From CASE: “Focus on the difference between marketing a service (think your school) and marketing a product (which are what most marketing courses apply themselves to). We are in a service economy. This seminar is about competing successfully in it. Learn how and why the expectations of our university’s audiences are changing and what the implications are for your institution. We will expand the traditional 4 Ps of marketing to the 7 Ps of service and focus on why the resulting integrated marketing activities are essential when competing for students, reputation, and revenue sources. Learn what quality service is, how it applies to a university, and where it breaks down resulting in, at best, a confused customer, and at worst, a broken brand promise.”

Key point: Marketing is applied psychology.

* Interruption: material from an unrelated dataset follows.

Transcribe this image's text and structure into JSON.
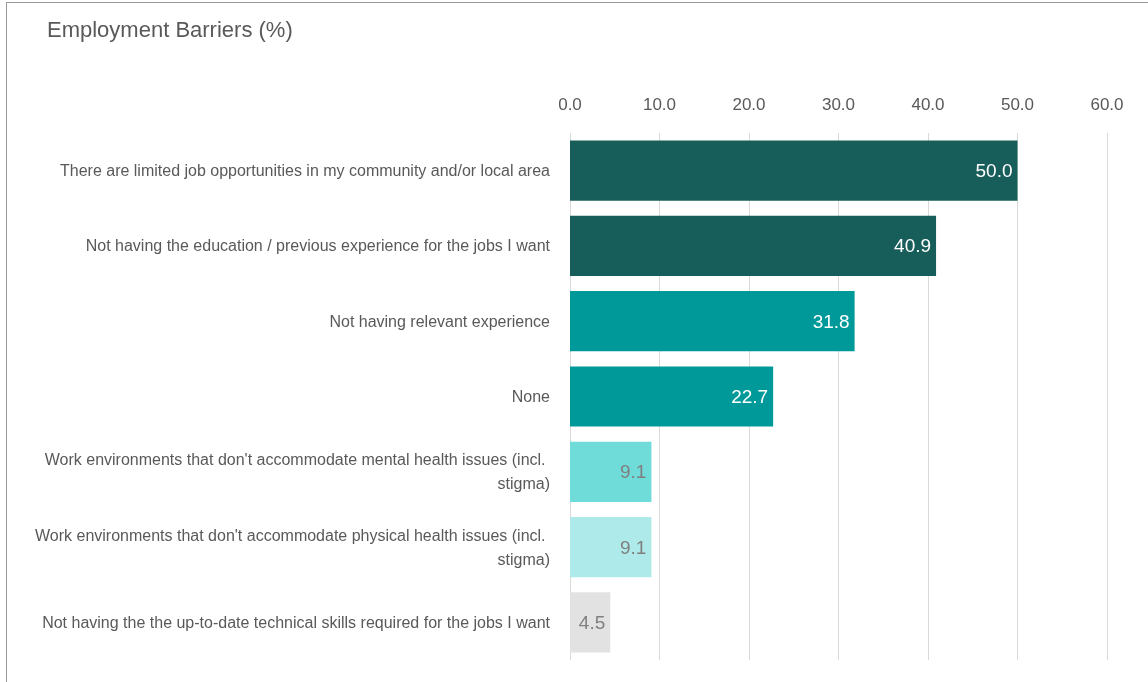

Changes in world economies

  • From agricultural economies to industrialized economies to service economies.
  • Your customer’s expectations are shifting.
  • They expect services to be immediate, perfect, free!

Seven P’s of service

We can control these four:

  • Product
  • Price
  • Place
  • Promotion

We must, however, use three more:

Physical evidence

  • Arrangement of objects
  • Materials used
  • Shapes/lines
  • Lighting/shadows
  • Color
  • Temperature
  • Noise

Process design

  • Policies and procedures
  • Factory/delivery cycle time
  • Training and rewarding systems

Participant

  • Service provider
  • Customer being serviced
  • Other employees and customers

Quote: “If you are not serving the customer, you had better be serving someone who is” (Albrecht and Zemke)

Differences between services and packaged goods

  • Intangibility — the deposit is in the mail before the first class begins … reputation and physical evidence is is critical.
  • Inseparable — services are inseparable from those who deliver the services.
  • Variability — worst thing you can be … decreases trust. Standardize processes.
  • Perishable — experiences are here, then they’re gone.
  • Trust is a key component.
  • The customer particiates in the process.

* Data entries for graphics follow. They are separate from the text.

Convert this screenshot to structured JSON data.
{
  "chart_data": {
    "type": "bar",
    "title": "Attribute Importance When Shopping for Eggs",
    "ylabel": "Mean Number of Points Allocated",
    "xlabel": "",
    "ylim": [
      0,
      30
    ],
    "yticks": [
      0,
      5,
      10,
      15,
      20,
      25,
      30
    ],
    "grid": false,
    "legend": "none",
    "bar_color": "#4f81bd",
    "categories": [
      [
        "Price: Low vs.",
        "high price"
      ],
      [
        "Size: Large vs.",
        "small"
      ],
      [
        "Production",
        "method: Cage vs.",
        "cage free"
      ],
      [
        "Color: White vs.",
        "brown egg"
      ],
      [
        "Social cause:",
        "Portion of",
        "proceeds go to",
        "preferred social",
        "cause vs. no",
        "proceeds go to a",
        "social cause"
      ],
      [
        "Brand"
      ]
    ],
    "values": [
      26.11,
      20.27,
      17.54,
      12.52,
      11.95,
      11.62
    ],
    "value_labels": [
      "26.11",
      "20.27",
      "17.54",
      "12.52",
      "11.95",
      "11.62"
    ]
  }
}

Every contact is an assessment of your reputation. Expectations are getting higher.

Criterion for satisfaction is different for services

  • Consumers are using personal sources more frequently.
  • They rely on perceptions of quality.
  • Evoked set is smaller for services — people can only compare intangible services to each other, so they chose from from.
  • Emphasis on reduction of perceived risk — reinforce decision after it’s made

It’s all about expectations

  • What people are willing to put up with is based on their expectations.

Ways service marketers can influence factors

Explicit service promises

  • Make realistic promises.
  • Ask for feedback for promises made in public communications.
  • Avoid price or advertising wars.
  • Formalize service promises.

Implicit service promises

  • Make sure service tangibles — a beautiful campus — accurately reflect the service provided.
  • Ensure that a premium price are justified by a higher level of performance.

Definitions of service success

Quality factors in a service world

From a customer’s perspective (Berry et. al.)

  • Reliability — consistency, dependability, honor your promises. Leads to trust.
  • Responsiveness — willingness/readiness of employees to provide service.
  • Competence — skills and knowledge of contact and operational personnel.
  • Access — apprachable and ease of contact.
  • Courtesy — politeness, respect, consideration, friendliness.
  • Communication — speak in a language customers can understand and listen!
  • Credibility — trustworthiness, believability, honesty.
  • Security — freedom from danger, risk, doubt; physical safety, confidentiality.
  • Undertanding the customer — individualized attention, customer requirements.
  • Tangibles — physical evidence of service.

Where does quality fall apart?

  • Gaps between what the customer wants and what we think they want.
  • Solutions: use market research and other methods for customer understanding.